Are the statistical methods used to construct and validate the rule clearly described?
Yes.
Can the performance of the rule be calculated?
Yes. For each model, AUROC, sensitivity, specificity, likelihood ratio, positive predictive value, and number needed to treat were provided.
How precise was the estimate of treatment effect?
Did they try to refine the rule with other variables to see whether the precision could be improved or the rule simplified?
Yes, although further simplification is highlighted for further work. Models were trialled with and without the Emergency Severity Index, with similar performance characteristics. However, the presented models are complex, and the authors highlighted the role for future work evaluating simpler models.
Would the prediction rule be reliable and the results interpretable if used for your patient?
Potentially. The authors highlight the model’s complexity as a limitation to implementation, including interpretability and explainability, and note a role for integrating risk outputs into clinical workflows.
Would the rules’ results modify your decision about how to manage the patient or the information you can give them?
Not yet – it requires prospective validation using potentially simpler models or integrating provider judgement in the process.
What did the authors conclude, and what does it mean for current practice?
The authors developed and validated models with high AUROC and positive likelihood ratios to predict the development of paediatric sepsis using EHR data collected in the emergency setting. The gradient tree boosting model for sepsis (90% sensitivity) achieved a number needed to treat of 59.
Limited positive predictive values highlight the challenges of predicting paediatric sepsis and introduce the potential for alarm fatigue. The authors highlight the role of future studies incorporating clinician judgment to improve predictive models.
A note from the author, Elizabeth Alpern
This work derived and validated predictive models using routinely collected electronic health record data to predict sepsis before it occurs. We think it helps show the power of electronic health record data linked to machine learning methods.

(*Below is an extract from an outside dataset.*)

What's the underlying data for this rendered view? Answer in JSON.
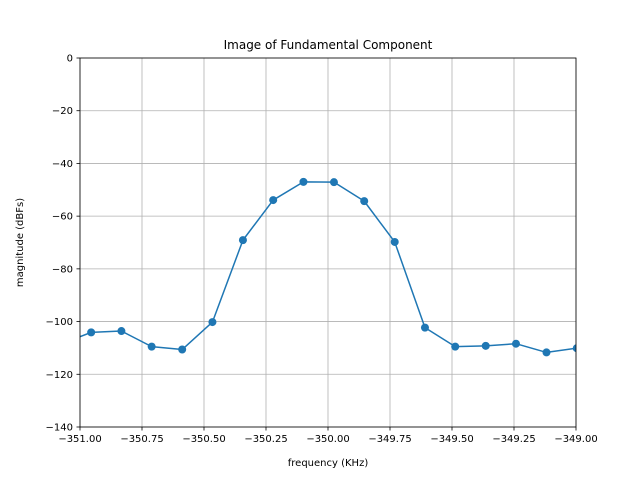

The strengths of this work include the successful development of models capable of early prediction with excellent performance characteristics. However, it also indicates the the complexity in predicting rare outcomes.
Next steps are to focus on refining risk thresholds, improving predictive value, and evaluating the model’s performance when embedded in ED workflows, which will require thoughtful implementation.